Why am I saying this? I have seen so often that people come to India for two months, four weeks or even only two weeks and then write an article with advice saying ‘If you come to India you have to do this…’ or ‘Indians are like this…’. They give very strong statements not about their particular situation or experience. They generalize whatever they have seen and tell everyone that this is India.
Let me give you an example: in one blog I read a woman saying ‘Touching each other, even in friendship is a taboo in India! Nobody hugs each other, physical contact of any kind does not take place!’ I was so surprised to read such lines and wondered how she, in the time that she spent in India and especially at the Ashram, could have missed that people walk arm in arm, that they don’t hesitate placing a hand on each other’s shoulders and that especially friends are quite physical with each other? Yes, men and women in marriageable age don’t usually hug and touch each other very much, that is true. Particularly in friendships though, among men and among women, people are very close, also physically. This lady had just seen a small part of India and did obviously not look very closely – but she makes a statement about the whole of India, pitying everyone in the country for a lack of human touch which only exists in her mind.

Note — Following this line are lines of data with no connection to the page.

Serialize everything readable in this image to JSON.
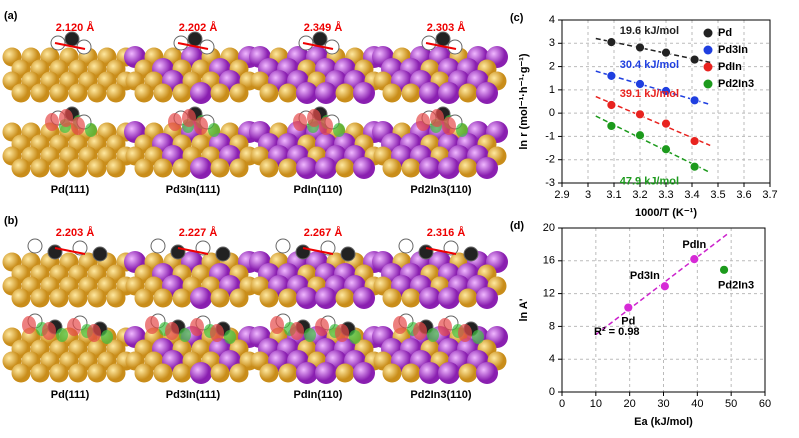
{
  "panels": [
    {
      "label": "(a)",
      "items": [
        {
          "distance": "2.120 Å",
          "surface": "Pd(111)"
        },
        {
          "distance": "2.202 Å",
          "surface": "Pd3In(111)"
        },
        {
          "distance": "2.349 Å",
          "surface": "PdIn(110)"
        },
        {
          "distance": "2.303 Å",
          "surface": "Pd2In3(110)"
        }
      ]
    },
    {
      "label": "(b)",
      "items": [
        {
          "distance": "2.203 Å",
          "surface": "Pd(111)"
        },
        {
          "distance": "2.227 Å",
          "surface": "Pd3In(111)"
        },
        {
          "distance": "2.267 Å",
          "surface": "PdIn(110)"
        },
        {
          "distance": "2.316 Å",
          "surface": "Pd2In3(110)"
        }
      ]
    }
  ],
  "chart_data": [
    {
      "type": "scatter",
      "panel": "(c)",
      "xlabel": "1000/T (K⁻¹)",
      "ylabel": "ln r (mol⁻¹·h⁻¹·g⁻¹)",
      "x": [
        3.09,
        3.2,
        3.3,
        3.41
      ],
      "series": [
        {
          "name": "Pd",
          "color": "#222222",
          "annotation": "19.6 kJ/mol",
          "values": [
            3.05,
            2.82,
            2.6,
            2.3
          ]
        },
        {
          "name": "Pd3In",
          "color": "#1f3fe0",
          "annotation": "30.4 kJ/mol",
          "values": [
            1.6,
            1.25,
            0.95,
            0.55
          ]
        },
        {
          "name": "PdIn",
          "color": "#e8231f",
          "annotation": "39.1 kJ/mol",
          "values": [
            0.35,
            -0.05,
            -0.45,
            -1.2
          ]
        },
        {
          "name": "Pd2In3",
          "color": "#1c9a1c",
          "annotation": "47.9 kJ/mol",
          "values": [
            -0.55,
            -0.95,
            -1.55,
            -2.3
          ]
        }
      ],
      "xlim": [
        2.9,
        3.7
      ],
      "xticks": [
        2.9,
        3,
        3.1,
        3.2,
        3.3,
        3.4,
        3.5,
        3.6,
        3.7
      ],
      "ylim": [
        -3,
        4
      ],
      "yticks": [
        -3,
        -2,
        -1,
        0,
        1,
        2,
        3,
        4
      ],
      "grid": true,
      "legend": "top-right"
    },
    {
      "type": "scatter",
      "panel": "(d)",
      "xlabel": "Ea (kJ/mol)",
      "ylabel": "ln A'",
      "x": [
        19.6,
        30.4,
        39.1,
        47.9
      ],
      "values": [
        10.3,
        12.9,
        16.2,
        14.9
      ],
      "labels": [
        "Pd",
        "Pd3In",
        "PdIn",
        "Pd2In3"
      ],
      "colors": [
        "#d62ad6",
        "#d62ad6",
        "#d62ad6",
        "#1c9a1c"
      ],
      "fit": {
        "x": [
          10,
          49
        ],
        "values": [
          7.0,
          19.3
        ],
        "color": "#cc22cc"
      },
      "annotation": "R² = 0.98",
      "xlim": [
        0,
        60
      ],
      "xticks": [
        0,
        10,
        20,
        30,
        40,
        50,
        60
      ],
      "ylim": [
        0,
        20
      ],
      "yticks": [
        0,
        4,
        8,
        12,
        16,
        20
      ],
      "grid": true
    }
  ]
}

While this woman described a negative impression of India, another blog writer surprised me when he rushed to a conclusion that was overly positive for this country. Yes, in India people live in joint families with their parents, aunts, cousins and other family members. It is a wonderful concept that I support and believe is right. At the Ashram, too, you have an example of a community that lives well together, without fights and tension that western people often expect to be unavoidable. That does not mean however what this writer assumed: ‘All over India there are families living in peace and harmony. They love each other, don’t fight for their parents’ money and property and manage to share it all unconditionally!’ Unfortunately not everything looks that bright in India either! Families have conflicts, just like everywhere and in many it is exactly that, money and inheritance, that lets them break apart. We are witnessing a trend towards separate homes right now – something this man might have found out in a talk with us but hardly just by watching the surrounding, as nobody shows their family problems to a stranger…
It is good that people tell of their experiences honestly and freely. Others get an impression of what India is like and may want to come, too. Just don’t jump to conclusions for an entire country, a whole culture and a complete society. What you have seen is only a small frame of a huge country with uncountable facets of life!